Je veux donc vous remercier d'avoir ouvert ce débat au Sénat, de travailler à mieux connaître ce phénomène et à trouver la meilleure façon de le combattre. Au Haut conseil à l'égalité aussi, nous nous sommes emparés du sujet. Conscients de son ampleur, nous consacrerons notre rapport 2026 sur l'état du sexisme en France spécifiquement à ces mouvements, en analysant leur idéologie, leur mode d'action et leurs effets. Nous avons intégré au rapport et au baromètre des éléments de mesure spécifiques permettant d'évaluer la porosité de la population au discours masculiniste. Ce rapport comportera un ensemble de recommandations à destination des pouvoirs publics, afin d'apporter des réponses concrètes, coordonnées et à la hauteur des enjeux. Nous ne pouvons pas regarder le train passer. Nous ne pouvons pas rester passifs face à ces discours et à ces actions qui empoisonnent le cerveau de nos enfants et de nos adolescents. Nous devons maintenant agir.
Mme Annick Billon. - Merci beaucoup chère Bérangère Couillard pour ce discours engagé et profondément inspirant.
Il me revient de conclure à la place de la présidente Dominique Vérien, qui a dû nous quitter.
Vous l'aurez compris, le masculinisme est l'expression de la détestation des femmes, le droit des hommes à exercer un contrôle sur elles. Sa diffusion est massive et dangereuse pour notre société, notre démocratie, la vie en société et les valeurs de la République. Elle n'a pas de frontières.
Il y a urgence à agir pour freiner, pour arrêter cette diffusion. Elle touche notamment les jeunes garçons en France, au moment de leur construction. L'urgence est donc absolue.
Il est aussi urgent de prendre conscience, de nommer les choses, de se donner les moyens d'agir. Ces moyens vont de l'éducation au blocage des sites, avec de nombreuses pistes qui ont été évoquées.
Je remercie toutes celles et ceux qui ont contribué à ce colloque : les intervenantes et intervenants pour la qualité de leurs analyses ; les collègues sénatrices et sénateurs pour la qualité de leurs questions ; et vous toutes et tous, ici présents, pour l'intérêt et l'engagement que vous manifestez dans cette réflexion.

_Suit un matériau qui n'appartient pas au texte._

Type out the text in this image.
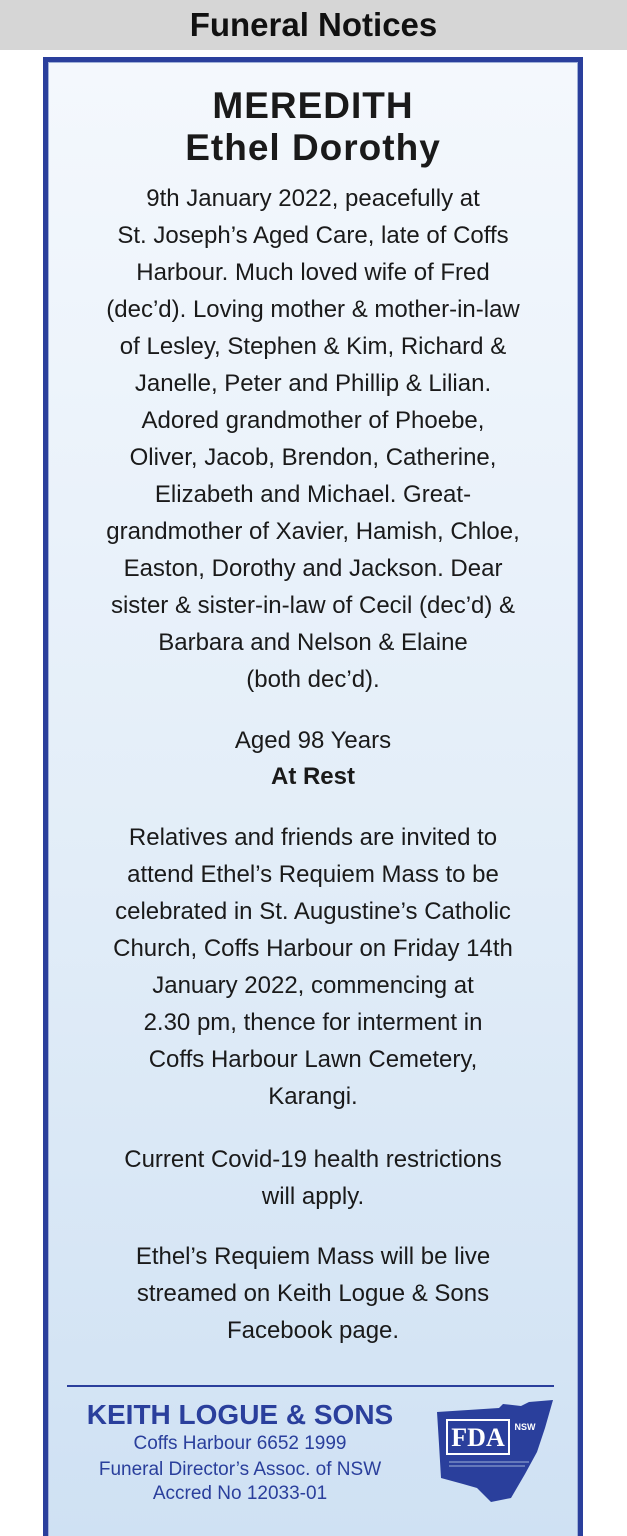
Funeral Notices
MEREDITH
Ethel Dorothy
9th January 2022, peacefully at
St. Joseph’s Aged Care, late of Coffs
Harbour. Much loved wife of Fred
(dec’d). Loving mother & mother-in-law
of Lesley, Stephen & Kim, Richard &
Janelle, Peter and Phillip & Lilian.
Adored grandmother of Phoebe,
Oliver, Jacob, Brendon, Catherine,
Elizabeth and Michael. Great-
grandmother of Xavier, Hamish, Chloe,
Easton, Dorothy and Jackson. Dear
sister & sister-in-law of Cecil (dec’d) &
Barbara and Nelson & Elaine
(both dec’d).
Aged 98 Years
At Rest
Relatives and friends are invited to
attend Ethel’s Requiem Mass to be
celebrated in St. Augustine’s Catholic
Church, Coffs Harbour on Friday 14th
January 2022, commencing at
2.30 pm, thence for interment in
Coffs Harbour Lawn Cemetery,
Karangi.
Current Covid-19 health restrictions
will apply.
Ethel’s Requiem Mass will be live
streamed on Keith Logue & Sons
Facebook page.
KEITH LOGUE & SONS
Coffs Harbour 6652 1999
Funeral Director’s Assoc. of NSW
Accred No 12033-01
FDA NSW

L'égalité entre les femmes et les hommes est un principe fondamental de notre démocratie et de la vie en société. Lutter contre la diffusion des discours masculinistes, c'est donc un enjeu vital et c'est défendre notre démocratie elle-même.
Ce sera donc le travail de la délégation aux droits des femmes dans les prochaines semaines, avec nos trois rapporteures, Laurence Rossignol, Béatrice Gosselin et Olivia Richard, qui ont entamé ce matin une immersion pour lancer ces travaux.